Software Patent of the Week: Distance Learning and the Kitchen Sink

by on November 30, 2006 · 6 comments

Every week, I look at a software patent that’s been in the news. You can see previous installments in the series here. This week, I consider Patent #6,988,138, “Internet-based education support system and methods,” issued in January to Blackboard Inc. According to CNet, the Software Freedom Law Center is challenging the patent’s validity. And it’s a good thing somebody is. Here’s what the patent purports to cover:

A course-based system for providing to an educational community of users access to a plurality of online courses, comprising: a) a plurality of user computers, with each user computer being associated with a user of the system and with each user being capable of having predefined characteristics indicative of multiple predetermined roles in the system, each role providing a level of access to a plurality of data files associated with a particular course and a level of control over the data files associated with the course with the multiple predetermined user roles comprising at least two user’s predetermined roles selected from the group consisting of a student role in one or more course associated with a student user, an instructor role in one or more courses associated with an instructor user and an administrator role associated with an administrator user…

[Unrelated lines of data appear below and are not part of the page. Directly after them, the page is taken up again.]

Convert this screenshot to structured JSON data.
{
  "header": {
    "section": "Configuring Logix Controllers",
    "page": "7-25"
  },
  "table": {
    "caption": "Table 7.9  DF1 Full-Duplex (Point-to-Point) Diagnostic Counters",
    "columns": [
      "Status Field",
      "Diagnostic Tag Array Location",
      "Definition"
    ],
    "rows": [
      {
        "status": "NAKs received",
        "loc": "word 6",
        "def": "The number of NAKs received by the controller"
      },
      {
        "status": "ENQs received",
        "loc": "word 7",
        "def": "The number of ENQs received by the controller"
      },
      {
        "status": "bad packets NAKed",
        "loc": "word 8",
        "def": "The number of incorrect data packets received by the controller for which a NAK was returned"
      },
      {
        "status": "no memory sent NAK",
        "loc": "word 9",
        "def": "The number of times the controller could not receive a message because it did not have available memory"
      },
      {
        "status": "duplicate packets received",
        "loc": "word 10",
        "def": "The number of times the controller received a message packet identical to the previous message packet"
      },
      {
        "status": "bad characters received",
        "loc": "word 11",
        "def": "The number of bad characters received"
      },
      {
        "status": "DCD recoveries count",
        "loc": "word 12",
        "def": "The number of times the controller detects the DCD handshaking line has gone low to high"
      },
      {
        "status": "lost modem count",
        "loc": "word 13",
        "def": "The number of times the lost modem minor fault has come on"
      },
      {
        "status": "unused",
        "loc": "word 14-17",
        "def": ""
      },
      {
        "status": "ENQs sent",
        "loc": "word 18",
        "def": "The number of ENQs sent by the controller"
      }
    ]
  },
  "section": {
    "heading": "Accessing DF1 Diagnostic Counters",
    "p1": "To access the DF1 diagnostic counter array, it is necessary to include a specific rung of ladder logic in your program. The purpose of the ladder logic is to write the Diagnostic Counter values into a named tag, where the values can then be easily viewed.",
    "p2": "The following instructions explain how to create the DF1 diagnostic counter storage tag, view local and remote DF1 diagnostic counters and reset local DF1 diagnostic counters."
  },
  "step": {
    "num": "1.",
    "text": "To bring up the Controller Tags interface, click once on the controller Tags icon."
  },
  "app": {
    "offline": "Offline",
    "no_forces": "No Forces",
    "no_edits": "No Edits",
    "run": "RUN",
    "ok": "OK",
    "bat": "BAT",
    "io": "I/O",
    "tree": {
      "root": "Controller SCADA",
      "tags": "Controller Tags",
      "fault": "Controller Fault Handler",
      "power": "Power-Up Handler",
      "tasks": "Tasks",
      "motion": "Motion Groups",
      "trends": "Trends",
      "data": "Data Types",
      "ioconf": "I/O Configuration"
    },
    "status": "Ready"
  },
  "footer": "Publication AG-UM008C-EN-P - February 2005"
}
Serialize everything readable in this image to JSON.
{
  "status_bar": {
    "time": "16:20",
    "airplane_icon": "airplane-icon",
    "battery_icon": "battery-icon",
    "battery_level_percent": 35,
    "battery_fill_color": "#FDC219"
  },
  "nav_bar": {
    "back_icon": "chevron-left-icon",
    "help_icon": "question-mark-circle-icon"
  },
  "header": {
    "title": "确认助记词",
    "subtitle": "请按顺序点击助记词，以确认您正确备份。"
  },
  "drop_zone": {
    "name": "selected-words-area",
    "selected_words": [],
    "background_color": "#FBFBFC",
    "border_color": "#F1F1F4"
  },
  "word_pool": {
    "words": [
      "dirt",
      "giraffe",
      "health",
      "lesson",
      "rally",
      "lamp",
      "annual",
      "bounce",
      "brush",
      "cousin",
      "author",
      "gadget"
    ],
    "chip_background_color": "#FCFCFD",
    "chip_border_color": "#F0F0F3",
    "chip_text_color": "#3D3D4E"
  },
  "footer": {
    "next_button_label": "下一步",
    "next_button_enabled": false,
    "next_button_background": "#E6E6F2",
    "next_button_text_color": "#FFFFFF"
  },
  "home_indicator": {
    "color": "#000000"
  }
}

And it goes on in that vein. In a nutshell, they’re trying to patent the concept of distributing course information (assignments, announcements, class discussions, grades, etc) via the web with different access permissions for different users.

With most of the patents I’ve analyzed in this series, I’ve had to make my best guess about whether someone of ordinary programming skill could have developed the type of software described in the patent. But I don’t have to make any guesses in this case, because I’ve personally worked on software that does most of the things this patent describes.


In college (from 1999 to 2003) I was a systems administrator for the University of Minnesota’s computer science department. Here are some of the software tools that I, or my co-workers, developed or maintained while I was there:

  • Here is GRIT. It stands for “Grade Retrieval for the Institute of Technology.” It allows TAs in the U of MN’s engineering school to upload their students’ grades for secure distribution to IT students. It allows an individual to have different “levels of access” to the grade files depending on whether they were a student (in which case they got read access to their own grade), a TA or professor (in which case they got write access to all grades for a particular class), or an administrator (in which case they had access to everything). This is described in claim 19 of the patent, which claims systems in which “the grade is made available to the student user.”
  • Here is the ITLabs homework submission tool. It allows students to securely submit their homework to their TA. The system automatically logs a timestamp and sends the student a submission receipt. This is what the patent describes as a “digital dropbox.”
  • Here are the ITLabs forums. They allow class instructors to have structured conversations with students in their classes. The instructors have moderation rights that allow them to delete inappropriate posts on the site. The patent says that in the invention described, “conversations are grouped into forums that contain threads and all related replies.”
  • Here are the ITLabs course websites. Each course is automatically provided with space for the website. This is similar to Claim 36 of the patent.

All of these programs have been around since before Blackboard’s patent was filed in 2000. Moreover, I guarantee you that there are hundreds of programs just like them at universities around the country. Most of these programs were created in a matter of weeks in the mid-1990s by one or two of my co-workers.

Now, it might be objected that the programs I list above are not an integrated package, and they don’t provide each and every feature listed in the patent. Which is true. But this is just an instance of the “cup holders AND a spoiler” issue I discussed back in June. (or the Swiss Army Knife issue I discussed last month) It’s just nuts to grant a patent to the first person to “invent” a product that happens to have a particular list of features. If the features of Blackboard’s “invention” are not worthy of patents individually (and they’re plainly not, given that there’s gobs of prior art from just one department in one university), it would be crazy to grant a patent on the concept of combining them.